Bill Mauro announces a study to improve highway safety Tuesday.
THUNDER BAY -- While it’s going to take time, the province is confident that a plan to make the Thunder Bay Expressway safer will move forward.
On Tuesday the province announced a preliminary design study and environmental assessment for the 13 kilometre stretch of highway. That plan will include what to do about the highway’s six sets of traffic lights from Arthur Street to Balsam Street, the bane of Thunder Bay drivers since the bypass was built.
“Once that work is completed we’ll be in a position to move forward with the actual work,” MPP Bill Mauro (Lib., Thunder Bay-Atikokan) said.
The study could take up to two years and start as early as June.
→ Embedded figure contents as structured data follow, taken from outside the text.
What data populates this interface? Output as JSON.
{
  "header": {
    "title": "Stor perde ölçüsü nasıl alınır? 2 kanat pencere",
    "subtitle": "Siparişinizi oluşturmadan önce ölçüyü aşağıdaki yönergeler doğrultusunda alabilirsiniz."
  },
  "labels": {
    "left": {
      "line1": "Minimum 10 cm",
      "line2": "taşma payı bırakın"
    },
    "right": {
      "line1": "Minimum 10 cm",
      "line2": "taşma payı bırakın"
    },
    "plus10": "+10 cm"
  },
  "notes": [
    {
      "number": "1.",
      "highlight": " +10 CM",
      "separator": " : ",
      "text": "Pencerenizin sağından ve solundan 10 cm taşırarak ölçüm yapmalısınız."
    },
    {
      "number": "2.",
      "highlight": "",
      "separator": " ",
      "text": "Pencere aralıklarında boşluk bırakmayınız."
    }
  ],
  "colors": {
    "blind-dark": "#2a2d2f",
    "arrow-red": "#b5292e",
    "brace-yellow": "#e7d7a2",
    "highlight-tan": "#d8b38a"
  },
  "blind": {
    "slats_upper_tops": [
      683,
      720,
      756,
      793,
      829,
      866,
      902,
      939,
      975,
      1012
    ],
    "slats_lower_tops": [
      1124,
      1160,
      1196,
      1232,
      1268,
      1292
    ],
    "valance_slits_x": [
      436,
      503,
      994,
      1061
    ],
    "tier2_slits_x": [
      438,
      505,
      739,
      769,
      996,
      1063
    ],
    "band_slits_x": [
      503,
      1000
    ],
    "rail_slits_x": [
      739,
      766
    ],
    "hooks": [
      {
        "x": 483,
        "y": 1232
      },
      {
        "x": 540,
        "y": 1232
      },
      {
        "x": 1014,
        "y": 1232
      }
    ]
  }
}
There was a similar study done 20 years ago, but Mauro said the government of the day never followed through.
“Sufficed to say they decided that they were not moving forward with any of the work that we’re talking about doing,” he said. “Unfortunately a lot of that preliminary design work is dated it wouldn’t be able to just be pulled off the shelf and be used to bring these projects forward.”
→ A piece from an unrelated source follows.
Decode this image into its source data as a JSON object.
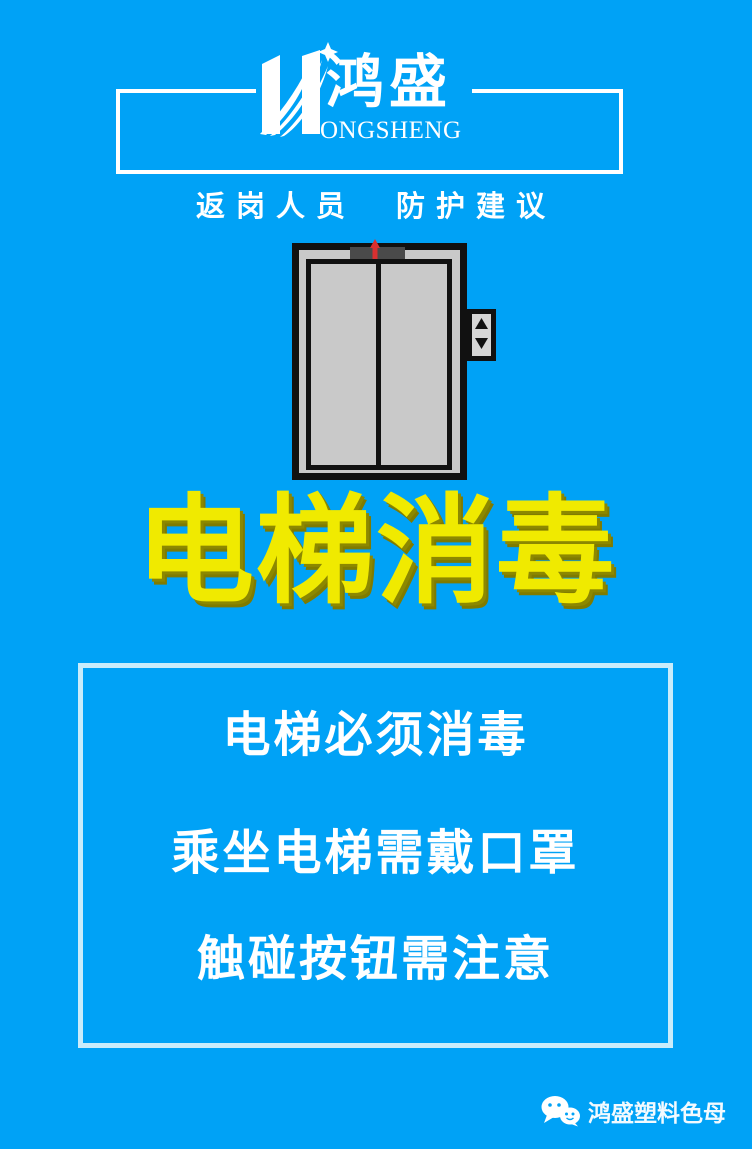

Because the study is going to be a bidding competition for consultants, Mauro didn’t know what the cost of the study would be.
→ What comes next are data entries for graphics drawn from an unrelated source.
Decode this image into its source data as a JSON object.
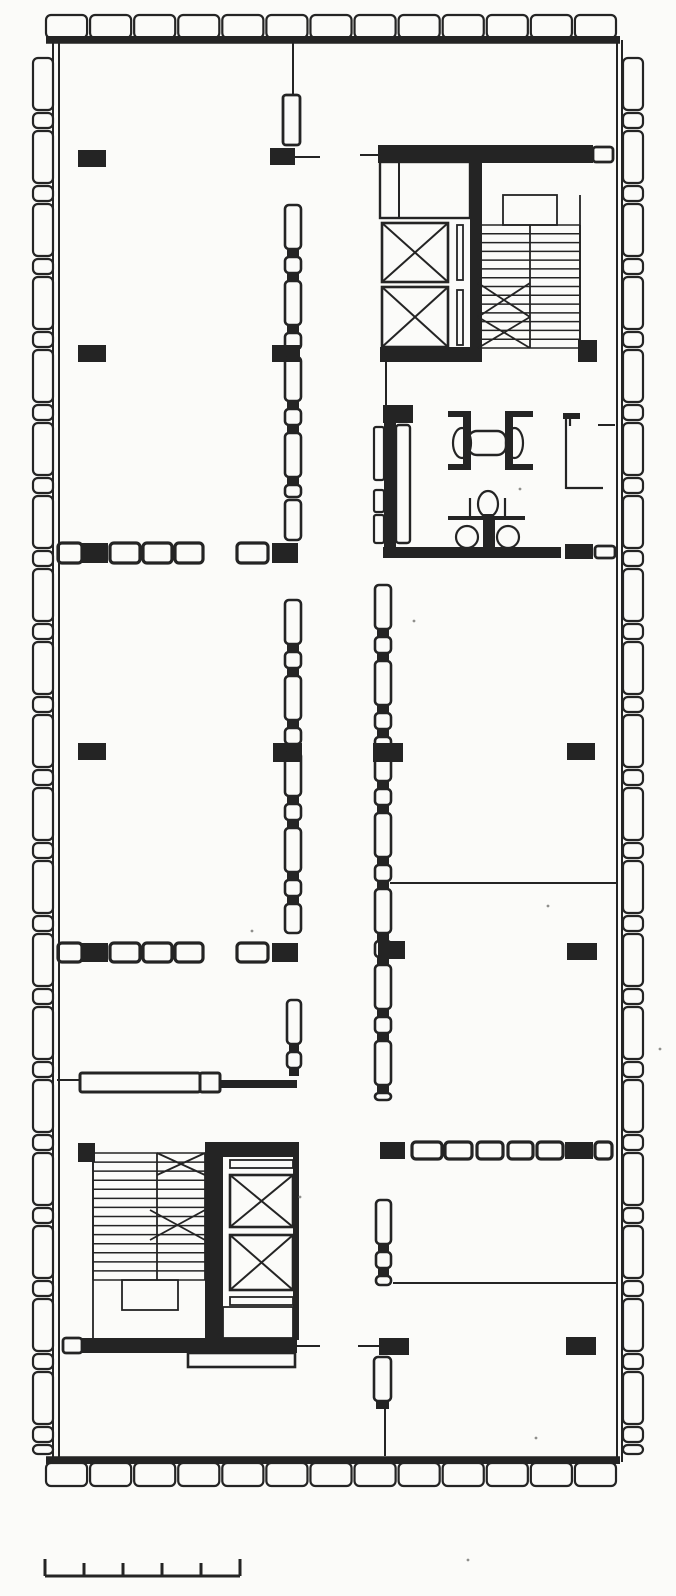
{
  "title": "Scanned architectural floor plan — rectangular office tower typical floor with two elevator/stair cores, restroom block, demountable partitions, perimeter window modules and graphic scale bar",
  "plan": {
    "paper": "#fbfbf9",
    "ink": "#242424",
    "speck_color": "#8f8f8c",
    "walls": {
      "top_bar": [
        46,
        36,
        574,
        7
      ],
      "bottom_bar": [
        46,
        1457,
        574,
        7
      ],
      "top_line": [
        46,
        43,
        620,
        43
      ],
      "bottom_line": [
        46,
        1457,
        620,
        1457
      ],
      "left_lines": [
        [
          53,
          40,
          53,
          1462
        ],
        [
          59,
          43,
          59,
          1458
        ]
      ],
      "right_lines": [
        [
          617,
          43,
          617,
          1458
        ],
        [
          622,
          40,
          622,
          1462
        ]
      ]
    },
    "window_modules": [
      {
        "edge": "top",
        "x0": 46,
        "x1": 616,
        "y": 15,
        "t": 23,
        "n": 13,
        "gap": 3
      },
      {
        "edge": "bottom",
        "x0": 46,
        "x1": 616,
        "y": 1463,
        "t": 23,
        "n": 13,
        "gap": 3
      },
      {
        "edge": "left",
        "x": 33,
        "t": 20,
        "y0": 58,
        "y1": 1454,
        "pattern": [
          52,
          15
        ],
        "gap": 3
      },
      {
        "edge": "right",
        "x": 623,
        "t": 20,
        "y0": 58,
        "y1": 1454,
        "pattern": [
          52,
          15
        ],
        "gap": 3
      }
    ],
    "columns": [
      [
        78,
        150,
        28,
        17
      ],
      [
        78,
        345,
        28,
        17
      ],
      [
        78,
        743,
        28,
        17
      ],
      [
        270,
        148,
        25,
        17
      ],
      [
        272,
        345,
        28,
        17
      ],
      [
        273,
        743,
        29,
        19
      ],
      [
        373,
        743,
        30,
        19
      ],
      [
        383,
        405,
        30,
        18
      ],
      [
        378,
        941,
        27,
        18
      ],
      [
        567,
        743,
        28,
        17
      ],
      [
        567,
        943,
        30,
        17
      ],
      [
        566,
        1337,
        30,
        18
      ],
      [
        379,
        1338,
        30,
        17
      ],
      [
        578,
        340,
        19,
        22
      ]
    ],
    "door_rows": [
      {
        "y": 543,
        "h": 20,
        "segs": [
          [
            58,
            24,
            "p"
          ],
          [
            82,
            26,
            "b"
          ],
          [
            110,
            30,
            "p"
          ],
          [
            143,
            29,
            "p"
          ],
          [
            175,
            28,
            "p"
          ],
          [
            237,
            31,
            "p"
          ],
          [
            272,
            26,
            "b"
          ]
        ]
      },
      {
        "y": 943,
        "h": 19,
        "segs": [
          [
            58,
            24,
            "p"
          ],
          [
            82,
            26,
            "b"
          ],
          [
            110,
            30,
            "p"
          ],
          [
            143,
            29,
            "p"
          ],
          [
            175,
            28,
            "p"
          ],
          [
            237,
            31,
            "p"
          ],
          [
            272,
            26,
            "b"
          ]
        ]
      },
      {
        "y": 1142,
        "h": 17,
        "segs": [
          [
            380,
            25,
            "b"
          ],
          [
            412,
            30,
            "p"
          ],
          [
            445,
            27,
            "p"
          ],
          [
            477,
            26,
            "p"
          ],
          [
            508,
            25,
            "p"
          ],
          [
            537,
            26,
            "p"
          ],
          [
            565,
            28,
            "b"
          ],
          [
            595,
            17,
            "p"
          ]
        ]
      }
    ],
    "partitions": [
      {
        "x": 285,
        "w": 16,
        "y0": 205,
        "y1": 497
      },
      {
        "x": 285,
        "w": 16,
        "y0": 500,
        "y1": 540
      },
      {
        "x": 285,
        "w": 16,
        "y0": 600,
        "y1": 933
      },
      {
        "x": 287,
        "w": 14,
        "y0": 1000,
        "y1": 1075
      },
      {
        "x": 375,
        "w": 16,
        "y0": 585,
        "y1": 1100
      },
      {
        "x": 376,
        "w": 15,
        "y0": 1200,
        "y1": 1285
      },
      {
        "x": 374,
        "w": 17,
        "y0": 1357,
        "y1": 1408
      }
    ],
    "panels": [
      [
        283,
        95,
        17,
        50
      ],
      [
        63,
        1338,
        19,
        15
      ],
      [
        593,
        147,
        20,
        15
      ],
      [
        595,
        546,
        20,
        12
      ]
    ],
    "counter": {
      "body": [
        80,
        1073,
        120,
        19
      ],
      "box": [
        200,
        1073,
        20,
        19
      ],
      "bar": [
        220,
        1080,
        77,
        8
      ]
    },
    "lines": [
      [
        293,
        42,
        293,
        95
      ],
      [
        295,
        157,
        320,
        157
      ],
      [
        360,
        155,
        378,
        155
      ],
      [
        386,
        362,
        386,
        405
      ],
      [
        390,
        883,
        617,
        883
      ],
      [
        393,
        1283,
        617,
        1283
      ],
      [
        598,
        425,
        615,
        425
      ],
      [
        358,
        1346,
        379,
        1346
      ],
      [
        297,
        1346,
        320,
        1346
      ],
      [
        385,
        1408,
        385,
        1456
      ],
      [
        57,
        1080,
        80,
        1080
      ]
    ],
    "core_top_right": {
      "top_bar": [
        378,
        145,
        215,
        18
      ],
      "vwall": [
        470,
        163,
        12,
        199
      ],
      "bottom_bar": [
        380,
        347,
        98,
        15
      ],
      "machine_room": [
        380,
        162,
        90,
        56
      ],
      "machine_div": [
        399,
        162,
        399,
        218
      ],
      "elevators": [
        [
          382,
          223,
          66,
          59
        ],
        [
          382,
          287,
          66,
          60
        ]
      ],
      "slots": [
        [
          457,
          225,
          6,
          55
        ],
        [
          457,
          290,
          6,
          55
        ]
      ],
      "stair": {
        "x0": 478,
        "x1": 580,
        "split": 530,
        "y0": 225,
        "y1": 348,
        "treads": 14,
        "landing": [
          503,
          195,
          54,
          30
        ],
        "edge_lines": [
          [
            580,
            195,
            580,
            348
          ]
        ],
        "diagonals": [
          [
            478,
            283,
            530,
            317
          ],
          [
            478,
            317,
            530,
            283
          ],
          [
            478,
            317,
            530,
            348
          ],
          [
            478,
            348,
            530,
            317
          ]
        ]
      }
    },
    "core_bottom_left": {
      "corner_block": [
        78,
        1143,
        17,
        19
      ],
      "stair": {
        "x0": 93,
        "x1": 205,
        "split": 157,
        "y0": 1153,
        "y1": 1280,
        "treads": 14,
        "landing": [
          122,
          1280,
          56,
          30
        ],
        "edge_lines": [
          [
            93,
            1153,
            93,
            1338
          ]
        ],
        "diagonals": [
          [
            157,
            1153,
            205,
            1175
          ],
          [
            157,
            1175,
            205,
            1153
          ],
          [
            150,
            1210,
            205,
            1240
          ],
          [
            150,
            1240,
            205,
            1210
          ]
        ]
      },
      "tower": {
        "west": [
          205,
          1142,
          18,
          198
        ],
        "top": [
          210,
          1142,
          88,
          15
        ],
        "east": [
          293,
          1142,
          6,
          198
        ],
        "slots": [
          [
            230,
            1160,
            63,
            8
          ],
          [
            230,
            1297,
            63,
            8
          ]
        ],
        "elevators": [
          [
            230,
            1175,
            63,
            52
          ],
          [
            230,
            1235,
            63,
            55
          ]
        ],
        "vestibule": [
          223,
          1307,
          70,
          31
        ]
      },
      "bottom_bar": [
        82,
        1338,
        215,
        15
      ],
      "lip": [
        188,
        1353,
        107,
        14
      ]
    },
    "restroom": {
      "west_panels": [
        [
          374,
          427,
          10,
          53
        ],
        [
          374,
          490,
          10,
          22
        ],
        [
          374,
          515,
          10,
          28
        ]
      ],
      "west_bar": [
        384,
        423,
        12,
        124
      ],
      "west_tall_panel": [
        396,
        425,
        14,
        118
      ],
      "sink_left_bracket": [
        [
          448,
          411,
          22,
          6
        ],
        [
          463,
          411,
          8,
          59
        ],
        [
          448,
          464,
          22,
          6
        ]
      ],
      "sink_right_bracket": [
        [
          505,
          411,
          28,
          6
        ],
        [
          505,
          411,
          8,
          59
        ],
        [
          505,
          464,
          28,
          6
        ]
      ],
      "basins": [
        [
          453,
          428,
          18,
          30
        ],
        [
          506,
          428,
          17,
          30
        ]
      ],
      "sink_center": [
        468,
        431,
        38,
        24
      ],
      "toilet_top": [
        478,
        491,
        20,
        26
      ],
      "toilet_tank": [
        483,
        514,
        11,
        7
      ],
      "rail": [
        448,
        516,
        77,
        4
      ],
      "rail_stubs": [
        [
          470,
          498,
          470,
          516
        ],
        [
          505,
          498,
          505,
          516
        ]
      ],
      "chase": [
        483,
        520,
        12,
        36
      ],
      "toilet_left": [
        456,
        526,
        22,
        22
      ],
      "toilet_right": [
        497,
        526,
        22,
        22
      ],
      "south_bar": [
        383,
        547,
        178,
        11
      ],
      "south_block": [
        565,
        544,
        28,
        15
      ],
      "lwall_lines": [
        [
          566,
          414,
          566,
          489
        ],
        [
          566,
          488,
          603,
          488
        ],
        [
          570,
          418,
          570,
          426
        ]
      ],
      "lwall_top": [
        563,
        413,
        17,
        6
      ]
    },
    "scale_bar": {
      "x0": 45,
      "x1": 240,
      "y": 1576,
      "ticks": [
        45,
        84,
        123,
        162,
        201,
        240
      ],
      "tick_h": 13,
      "end_h": 17
    },
    "specks": [
      [
        520,
        489
      ],
      [
        414,
        621
      ],
      [
        548,
        906
      ],
      [
        252,
        931
      ],
      [
        300,
        1197
      ],
      [
        536,
        1438
      ],
      [
        660,
        1049
      ],
      [
        468,
        1560
      ]
    ]
  }
}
Ministry of Transportation engineering manager Iain Galloway said the study will examine the possibilities for removing the traffic lights from the intersections.
“You will see some type of structure whether it’s a flyover or an interchange, cloverleaf or a diamond, those types of things,” he said.
It will also look at dividing the highway. That means determining property along the road.
MPP Michael Gravelle (Lib., Thunder Bay-Superior North) said he and Mauro are excited that the plan could bring big changes to the highway. It’s important that safety be improved as a number of tragic collisions have happened over the years that could have been avoided.
“This preliminary design that will be done and the environmental assessment will give us a lot of answers,” he said.
There were several collisions on that stretch of highway over the past several days. Mauro said he’s not sure whether the study could look at interim safety measures but the MTO could have some options.
“Perhaps a simple solution would be some sort of a concrete median that might be created, I think they’ve considered that in the past and there may be reasons why they have not gone forward with it,” he said.
Galloway said once the preliminary study is done, designs typically take up to three years to complete.